Sin embargo, Cristo nos asegura que la verdadera alegría la encontraremos en la pobreza, en la humildad, en la bondad, en la pureza del corazón y en la paciencia ante el sufrimiento. ¡De veras que el Señor va siempre a contrapelo de la mentalidad mundana! Por eso hay tan pocos que lo entienden, lo aceptan y lo siguen. Pero es esto lo que da la auténtica paz al corazón. Y lo que transforma al mundo.

Son dichosos no los que no tienen nada, sino los que no tienen su corazón apegado a nada, a ningún bien de esta tierra. Por eso gozan de una total libertad interior y pueden abrirse sin barreras a Dios y a las necesidades de sus semejantes. Los mansos son los hombres y mujeres llenos de bondad, de paciencia y de dulzura, que saben perdonar, comprender y ayudar a todos sin excepción. Por eso pueden poseer la tierra.

El que es dueño de sí mismo es capaz de conquistar más fácilmente el corazón de los demás para llevarlo hacia Dios. Y vive feliz y en paz. En su corazón no hay lugar para la amargura.

Y por eso, porque vive en paz, puede repartir la paz entorno suyo. Como Francisco de Asís, que podía dialogar, sin armas en la mano, con el terrible sultán de los sarracenos, que hacía la guerra a los cristianos. Los pacíficos son también pacificadores. Porque son misericordiosos y rectos de corazón.

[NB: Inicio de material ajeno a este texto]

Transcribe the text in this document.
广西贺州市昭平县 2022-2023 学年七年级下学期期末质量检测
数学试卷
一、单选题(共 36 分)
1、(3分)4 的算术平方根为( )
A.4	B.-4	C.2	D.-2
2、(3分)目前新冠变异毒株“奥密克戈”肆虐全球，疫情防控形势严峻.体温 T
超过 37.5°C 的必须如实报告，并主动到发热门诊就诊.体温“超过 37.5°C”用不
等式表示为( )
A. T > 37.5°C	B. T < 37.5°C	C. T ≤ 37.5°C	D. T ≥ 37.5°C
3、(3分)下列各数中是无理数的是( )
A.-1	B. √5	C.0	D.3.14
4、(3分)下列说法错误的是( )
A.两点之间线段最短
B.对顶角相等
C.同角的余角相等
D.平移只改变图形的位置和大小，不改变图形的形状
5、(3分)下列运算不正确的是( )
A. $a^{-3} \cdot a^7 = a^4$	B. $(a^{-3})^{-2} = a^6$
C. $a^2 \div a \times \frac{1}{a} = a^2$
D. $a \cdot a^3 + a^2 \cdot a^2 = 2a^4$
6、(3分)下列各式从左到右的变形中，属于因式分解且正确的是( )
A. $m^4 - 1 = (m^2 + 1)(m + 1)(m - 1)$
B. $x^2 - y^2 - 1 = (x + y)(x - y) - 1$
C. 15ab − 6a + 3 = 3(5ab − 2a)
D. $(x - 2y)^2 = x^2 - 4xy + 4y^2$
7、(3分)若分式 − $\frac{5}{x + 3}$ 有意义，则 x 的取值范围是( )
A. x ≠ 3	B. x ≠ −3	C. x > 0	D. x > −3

Y los que aceptan de buen grado la persecución por amor a Cristo y a su Reino son personas que viven en otra dimensión, que tienen ya el alma en el cielo. Y nadie es capaz de quitarles jamás esa felicidad de la que ya gozan. Han entrado ya en la eternidad sin partir de este mundo. Nada ni nadie puede perturbar su paz. ¡Ésos son los santos!

Estas bienaventuranzas son el fiel reflejo del alma de nuestro Salvador. Son como el retrato nítido de su Persona: “Aprended de mí, que soy manso y humilde de corazón, y hallaréis descanso para vuestras almas” (Mt 11, 29). Él vivía lo que decía. Por eso predicaba con tanta autoridad y arrastraba poderosamente a las multitudes tras de sí.

Hoy en día el mensaje de Jesús en la Montaña sigue plenamente vigente. ¡Sólo se necesitan almas nobles, valientes y generosas que quieran ser auténticamente felices y quieran poner por obra su mensaje! Serán realmente dichosas. Y el mundo cambiará.